Emotions publiques et émotions privées

Selon ma lecture, le roman montre une sorte d’inversion des champs dans lesquels les émotions s’expriment plus facilement et sans pudeur. La retenue était l’attitude de mise dans l’espace public pour la génération du père de Jean Detrez, tandis qu’il débattait facilement avec son épouse dans la sphère privée, débats qui se terminaient régulièrement en engueulades. Cette retenue dans l’espace public laisse la place aux caricatures trumpistes et inversement à la maladresse, aux non-dits et la confusion des sentiments dans l’espace privé. Le couple de Jean et Diane, dont le roman sonne le glas, se forme, évolue et s’éteint sans feu ni flammes, dans un échange de maladresses, de non-dits et d’incapacité à communiquer. Le seul personnage qui échappe à l’incompétence émotionnelle, c’est Elisabetta, la désinvolte première épouse de Jean Detrez, une romaine simple, rayonnante, solaire, à qui on aurait joyeusement envie de dire Ciao Elisabetta, dai andiamo a bere un caffè piazza del Popolo !

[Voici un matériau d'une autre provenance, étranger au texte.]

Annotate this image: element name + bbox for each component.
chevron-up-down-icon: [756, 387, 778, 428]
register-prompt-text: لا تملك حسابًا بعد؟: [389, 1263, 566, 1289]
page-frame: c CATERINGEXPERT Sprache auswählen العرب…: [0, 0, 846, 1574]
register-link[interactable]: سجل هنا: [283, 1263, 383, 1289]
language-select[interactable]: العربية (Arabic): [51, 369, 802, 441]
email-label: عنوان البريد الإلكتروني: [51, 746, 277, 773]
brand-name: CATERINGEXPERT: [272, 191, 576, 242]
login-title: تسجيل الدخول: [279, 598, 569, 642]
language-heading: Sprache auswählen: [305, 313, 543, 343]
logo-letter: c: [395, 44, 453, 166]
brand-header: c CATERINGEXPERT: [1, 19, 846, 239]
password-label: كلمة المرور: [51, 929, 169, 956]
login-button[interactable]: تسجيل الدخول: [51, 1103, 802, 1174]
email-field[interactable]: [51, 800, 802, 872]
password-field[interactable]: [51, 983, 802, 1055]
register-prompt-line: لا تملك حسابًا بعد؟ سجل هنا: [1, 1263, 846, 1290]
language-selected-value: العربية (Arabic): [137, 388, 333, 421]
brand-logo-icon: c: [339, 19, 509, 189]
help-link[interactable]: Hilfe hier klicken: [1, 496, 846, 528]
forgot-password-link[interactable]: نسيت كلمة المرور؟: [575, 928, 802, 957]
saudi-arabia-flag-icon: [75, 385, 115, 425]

Hors de l’espace hors du temps

Dans « La clé USB », Jean Detrez se retrouvait en Chine, momentanément déconnecté numériquement et sans moyens de contacter ses proches en Europe, une manière d’arrêter ou de retrouver le temps. Dans « Les émotions », avec le décès du père il est beaucoup question du temps qui passe, de filiation et tout comme dans « La clé USB », du contraste entre les prévisions et les imprévus. On lit alors ce joli moment de complicité entre Jean et son frère cadet Pierre, lorsque ce dernier, architecte en charge du désamiantage et de la rénovation du Berlaymont, siège de la Commission européenne, l’emmène dans un passage secret dudit bâtiment, un étroit souterrain au niveau – 5, où les deux frères désormais adultes se retrouvent hors de l’espace et hors du temps, comme deux enfants en expédition secrète au centre de la terre. Un moment teinté d’une joyeuse légèreté enfantine qui nous rappelle les livres d’Enid Blyton, que Jean-Philippe Toussaint cite d’ailleurs dans le roman.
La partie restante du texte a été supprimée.